"Music is like a big house, and you get a different view when you put another window in it," drummer Steve Reid - Kieran Four Tet Hebden's equally wideeyed tinkerer-in-crime - has explained of their collaborative project.

"It could be a Coltrane window, it could be a Hendrix window, and we're going to put another window in the house."

It's always hard to predict how the sophisticated sounds of someone like Hebden will translate to the cold terrain of a live setting. Among his shadowbox of samples, one constant was the hum of audience chatter. But the concentration required over the full set seemed a small tax for the richness of what was on offer.

Floaty xylophonic loops took the atmosphere to the same place where evenings at home temporarily lend their soul to the beauty of Four Tet albums, only to drag them back in with earthy honks and engine roars.

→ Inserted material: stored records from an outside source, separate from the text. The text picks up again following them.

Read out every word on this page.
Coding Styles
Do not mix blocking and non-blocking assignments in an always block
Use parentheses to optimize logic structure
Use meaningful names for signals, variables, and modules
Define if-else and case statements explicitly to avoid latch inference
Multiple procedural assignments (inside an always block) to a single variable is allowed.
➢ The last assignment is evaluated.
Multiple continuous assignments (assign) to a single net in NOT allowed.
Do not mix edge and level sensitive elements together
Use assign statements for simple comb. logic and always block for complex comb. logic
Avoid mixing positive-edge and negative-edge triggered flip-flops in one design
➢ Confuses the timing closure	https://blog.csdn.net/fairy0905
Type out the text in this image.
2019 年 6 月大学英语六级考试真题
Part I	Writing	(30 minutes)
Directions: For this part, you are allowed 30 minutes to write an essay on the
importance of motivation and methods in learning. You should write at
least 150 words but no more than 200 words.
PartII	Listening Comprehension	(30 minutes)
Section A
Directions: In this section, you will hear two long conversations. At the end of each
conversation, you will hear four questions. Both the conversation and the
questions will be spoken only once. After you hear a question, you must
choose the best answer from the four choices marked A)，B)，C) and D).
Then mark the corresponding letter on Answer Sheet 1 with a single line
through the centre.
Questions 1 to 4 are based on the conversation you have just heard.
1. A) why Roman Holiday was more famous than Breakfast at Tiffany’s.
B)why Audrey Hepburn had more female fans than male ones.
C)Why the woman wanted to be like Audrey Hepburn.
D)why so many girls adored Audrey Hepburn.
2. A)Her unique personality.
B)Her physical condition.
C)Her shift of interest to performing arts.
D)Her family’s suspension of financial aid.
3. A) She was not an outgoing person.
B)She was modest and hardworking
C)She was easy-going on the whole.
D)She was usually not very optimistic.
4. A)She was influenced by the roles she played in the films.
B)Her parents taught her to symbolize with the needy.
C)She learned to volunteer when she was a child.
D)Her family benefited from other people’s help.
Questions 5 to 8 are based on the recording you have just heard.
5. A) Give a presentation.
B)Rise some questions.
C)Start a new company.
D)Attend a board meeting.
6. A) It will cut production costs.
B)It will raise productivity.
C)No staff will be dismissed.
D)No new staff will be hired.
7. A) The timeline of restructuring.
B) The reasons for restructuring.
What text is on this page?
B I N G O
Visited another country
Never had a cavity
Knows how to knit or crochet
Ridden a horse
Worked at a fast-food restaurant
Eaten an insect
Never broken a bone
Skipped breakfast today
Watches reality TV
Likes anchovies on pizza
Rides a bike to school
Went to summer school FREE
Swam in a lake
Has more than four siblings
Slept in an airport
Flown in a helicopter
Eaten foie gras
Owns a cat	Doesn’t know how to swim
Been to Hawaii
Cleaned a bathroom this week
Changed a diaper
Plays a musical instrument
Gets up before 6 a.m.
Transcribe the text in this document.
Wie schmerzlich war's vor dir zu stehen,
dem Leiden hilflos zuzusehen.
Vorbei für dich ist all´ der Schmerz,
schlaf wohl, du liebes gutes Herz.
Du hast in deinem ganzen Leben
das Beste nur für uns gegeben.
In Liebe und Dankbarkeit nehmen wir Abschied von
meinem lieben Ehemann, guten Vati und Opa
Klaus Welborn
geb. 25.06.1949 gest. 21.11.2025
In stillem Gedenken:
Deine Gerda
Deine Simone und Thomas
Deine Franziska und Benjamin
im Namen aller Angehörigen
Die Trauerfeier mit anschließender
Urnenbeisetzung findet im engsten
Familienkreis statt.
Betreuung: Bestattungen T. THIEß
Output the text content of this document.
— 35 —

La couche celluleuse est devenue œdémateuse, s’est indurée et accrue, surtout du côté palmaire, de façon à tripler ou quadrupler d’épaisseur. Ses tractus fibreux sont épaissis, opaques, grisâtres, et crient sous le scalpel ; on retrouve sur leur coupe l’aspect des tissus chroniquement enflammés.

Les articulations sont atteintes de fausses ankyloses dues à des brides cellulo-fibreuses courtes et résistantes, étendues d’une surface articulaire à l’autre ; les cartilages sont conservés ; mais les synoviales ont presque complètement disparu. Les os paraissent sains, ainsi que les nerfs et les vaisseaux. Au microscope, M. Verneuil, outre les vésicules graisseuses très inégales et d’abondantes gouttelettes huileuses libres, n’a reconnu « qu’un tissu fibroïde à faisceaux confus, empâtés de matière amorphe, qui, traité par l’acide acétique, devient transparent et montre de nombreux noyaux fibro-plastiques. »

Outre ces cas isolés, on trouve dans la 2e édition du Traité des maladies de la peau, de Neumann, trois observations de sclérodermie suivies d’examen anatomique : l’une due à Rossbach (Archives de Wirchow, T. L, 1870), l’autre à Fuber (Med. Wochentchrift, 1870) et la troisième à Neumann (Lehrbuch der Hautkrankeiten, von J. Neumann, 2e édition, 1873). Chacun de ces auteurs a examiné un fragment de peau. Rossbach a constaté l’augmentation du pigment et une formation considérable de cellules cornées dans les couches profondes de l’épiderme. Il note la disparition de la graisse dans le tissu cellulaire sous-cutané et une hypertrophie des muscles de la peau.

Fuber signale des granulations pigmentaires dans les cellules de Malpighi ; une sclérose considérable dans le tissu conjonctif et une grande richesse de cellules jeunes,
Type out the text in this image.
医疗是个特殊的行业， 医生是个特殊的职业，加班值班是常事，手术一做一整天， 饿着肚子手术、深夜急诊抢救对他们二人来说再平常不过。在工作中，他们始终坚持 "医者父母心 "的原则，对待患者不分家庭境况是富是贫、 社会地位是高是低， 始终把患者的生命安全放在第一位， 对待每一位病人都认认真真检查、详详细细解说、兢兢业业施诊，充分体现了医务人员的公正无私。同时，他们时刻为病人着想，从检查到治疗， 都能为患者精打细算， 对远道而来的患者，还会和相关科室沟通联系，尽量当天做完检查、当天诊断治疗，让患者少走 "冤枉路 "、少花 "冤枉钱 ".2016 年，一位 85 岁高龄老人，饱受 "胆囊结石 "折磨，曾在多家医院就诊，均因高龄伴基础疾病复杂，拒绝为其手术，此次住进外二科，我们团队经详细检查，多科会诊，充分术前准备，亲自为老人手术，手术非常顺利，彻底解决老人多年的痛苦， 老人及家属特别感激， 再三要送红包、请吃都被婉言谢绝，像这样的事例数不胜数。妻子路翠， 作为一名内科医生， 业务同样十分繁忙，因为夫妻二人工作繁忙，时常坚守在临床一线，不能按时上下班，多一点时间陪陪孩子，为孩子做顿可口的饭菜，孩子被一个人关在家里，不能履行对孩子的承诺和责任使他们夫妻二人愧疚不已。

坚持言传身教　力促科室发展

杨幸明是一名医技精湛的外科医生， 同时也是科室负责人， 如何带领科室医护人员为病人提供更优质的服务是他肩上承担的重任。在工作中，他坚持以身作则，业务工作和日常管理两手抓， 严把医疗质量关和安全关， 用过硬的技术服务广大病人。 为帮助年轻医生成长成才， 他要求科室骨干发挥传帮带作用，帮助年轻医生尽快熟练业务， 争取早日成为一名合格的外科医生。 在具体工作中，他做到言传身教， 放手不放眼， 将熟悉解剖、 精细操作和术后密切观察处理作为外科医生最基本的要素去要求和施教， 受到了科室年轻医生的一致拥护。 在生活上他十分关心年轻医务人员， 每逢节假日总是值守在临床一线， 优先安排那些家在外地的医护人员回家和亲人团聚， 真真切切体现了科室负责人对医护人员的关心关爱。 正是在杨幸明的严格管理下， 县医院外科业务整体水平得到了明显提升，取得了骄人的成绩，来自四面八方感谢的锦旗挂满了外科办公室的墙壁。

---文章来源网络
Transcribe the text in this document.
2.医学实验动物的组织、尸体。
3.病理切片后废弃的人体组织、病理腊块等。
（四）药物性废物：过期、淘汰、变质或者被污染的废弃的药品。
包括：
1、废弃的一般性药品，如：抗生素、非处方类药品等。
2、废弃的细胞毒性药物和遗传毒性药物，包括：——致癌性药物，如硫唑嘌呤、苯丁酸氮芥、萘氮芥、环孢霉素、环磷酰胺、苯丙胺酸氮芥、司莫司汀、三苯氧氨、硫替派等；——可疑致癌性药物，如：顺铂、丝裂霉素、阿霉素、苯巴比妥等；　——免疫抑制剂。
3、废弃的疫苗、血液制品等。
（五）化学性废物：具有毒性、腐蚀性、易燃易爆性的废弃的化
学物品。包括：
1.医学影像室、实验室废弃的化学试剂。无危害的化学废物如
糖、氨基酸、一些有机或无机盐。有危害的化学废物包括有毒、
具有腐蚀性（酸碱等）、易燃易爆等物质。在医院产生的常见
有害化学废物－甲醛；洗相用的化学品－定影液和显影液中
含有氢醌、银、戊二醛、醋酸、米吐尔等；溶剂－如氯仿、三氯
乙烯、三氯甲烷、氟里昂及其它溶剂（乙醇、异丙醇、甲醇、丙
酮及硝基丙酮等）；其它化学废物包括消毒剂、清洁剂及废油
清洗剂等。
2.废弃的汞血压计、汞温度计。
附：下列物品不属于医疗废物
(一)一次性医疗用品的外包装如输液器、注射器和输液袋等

Reid grabbed the role of drum grinder with glee, wilfully consigned to his life sentence in this acid lounge, loitering with intent in the backdrop of Hebden's stream of consciousness and occasionally winning release to unleash boisterous beats.

The flow with which broken nursery rhymes melted into organic bass had the precise formulation of a classical composition, taking a path that could never be second- guessed yet was always seamless and inspirationally inventive.

By the end, being blanketed in this wall of sound looked as blissful an experience for Hebden and Reid as it was for those who journeyed with them.